The characters are as complex and explosive as the setting. Evie was raised on the island by her magnetic but reckless father, who has a talent for tall tales and growing really good weed, and whose “absolute charm,” Evie recalls, “was our survival.” Yet charm proves to be an unpredictable currency; weather, for one, is indifferent to the force of personality. Evie and her father are periodically homeless, left to fend for themselves in the elements, either because a storm has sunk their boat dwellings or because of his drug addiction. Evie grows up too fast — by 13 she’s carrying her dad’s pot in her backpack — and yet remains stranded in a state of arrested childhood. One night father and daughter sleep outside in the cold — just like “pirates” or “explorers,” he says — playing cards and sipping whiskey from paper cups. “I wasn’t a kid,” Evie later reflects, “but we both had to be kids to survive.”

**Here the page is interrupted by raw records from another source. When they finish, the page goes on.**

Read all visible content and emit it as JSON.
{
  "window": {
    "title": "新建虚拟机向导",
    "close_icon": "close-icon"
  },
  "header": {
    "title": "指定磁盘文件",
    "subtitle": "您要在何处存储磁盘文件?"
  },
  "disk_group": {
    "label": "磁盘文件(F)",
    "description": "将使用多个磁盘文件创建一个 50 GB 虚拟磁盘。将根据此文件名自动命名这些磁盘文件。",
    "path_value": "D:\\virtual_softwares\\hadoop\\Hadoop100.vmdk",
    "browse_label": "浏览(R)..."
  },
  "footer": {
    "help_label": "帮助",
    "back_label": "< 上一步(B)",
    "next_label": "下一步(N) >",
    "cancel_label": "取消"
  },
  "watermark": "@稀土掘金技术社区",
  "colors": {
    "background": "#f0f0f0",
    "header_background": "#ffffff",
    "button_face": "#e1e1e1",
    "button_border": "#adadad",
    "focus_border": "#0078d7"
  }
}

In “Creatures,” there are two kinds of people: those who stay on Winter Island and those, who either have or seek greater economic opportunity, who leave. Even during Evie’s periodic stints on the mainland, the island is never far from her thoughts, with her like a pulse. Her mother, one of the defectors, flits in and out of her daughter’s young life, sometimes going years between visits, and usually staying just long enough to disrupt whatever uneasy status quo Evie and her father have scraped together. In the novel’s opening, past and present collide when an adult Evie, now a researcher at the Sea Institute, returns home to find her mother on her doorstep. Right away, Evie notices that she is “soaked” and her mother “dry,” a clear metaphor for the difference between them. Also: It’s the night before Evie’s wedding and the groom, Liam, might be lost at sea.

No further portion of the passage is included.